Might be dreaming miles and miles apart?

Two out of the Crowd.

Lettice had had no tea, but she did not stay for it; she uprooted herself, setting back her chair without a sound, and flitted inconspicuously out of the exhibition. On her slow way home, in Tube and omnibus, she did some concentrated thinking. She was not surprised when Beatrice rushed up from the basement to inform her that a lady was waiting in her room, a dazzling lady who had arrived in a taxi-cab; she needed not Beatrice's ecstatic description to tell her who that lady was. She had caught Dorothea's eye across the hall. Well, what must be, must; screwing herself up to face a scene, she climbed the stairs.

Her visitor had not sat down; a slight sumptuous figure, she stood posed against the mantelpiece, looking down into the fire. She started at the opening door, and raised her beautiful gazelle-brown eyes filled with tears.

"Oh, Lettice!"

Lettice made no reply. A wave of obstinacy rose to meet that appeal; she came to the table and stood slowly taking off and smoothing out her gloves. Lettice was sometimes possessed of a dumb devil. Dorothea's eyes opened piteously; her lip quivered, the tears tumbled down her cheeks, but in a flash she was across the room, had seized Lettice and turned her round by force.

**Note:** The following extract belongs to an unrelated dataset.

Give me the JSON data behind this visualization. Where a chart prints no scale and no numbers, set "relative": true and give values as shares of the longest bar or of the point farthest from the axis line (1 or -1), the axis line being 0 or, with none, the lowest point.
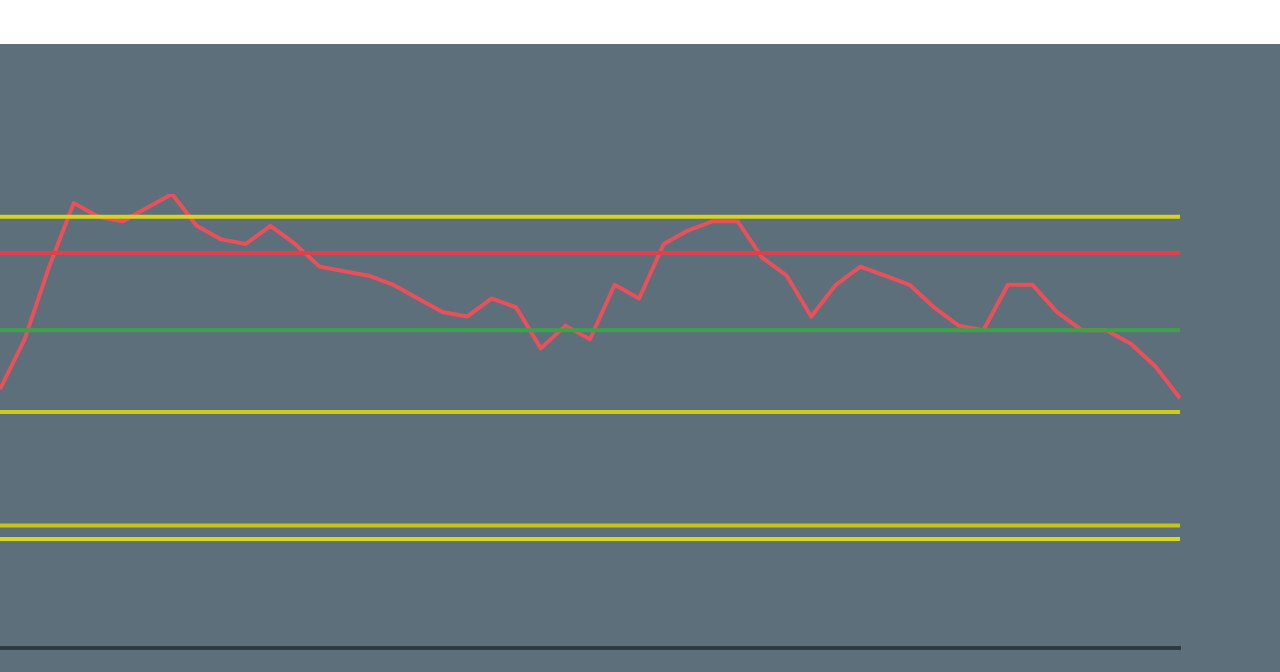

"I don't care, you can be as angry with me as you like, but you shall listen, you shall answer, if I stay here all night. That woman—what was she doing with Denis?" Lettice was dumb. "Oh, don't you begin about being justly angry and taking righteous vengeance—see what that sort of rubbish has done for me!" Dorothea cried with passion. "I must know about Denis. What has she done to him?"

"I should think you could see that for yourself," said Lettice, opening her lips with extreme and ungracious reluctance.

"Yes; but is she—has she—"

"Ask some of your friends; they'll know all the London gossip."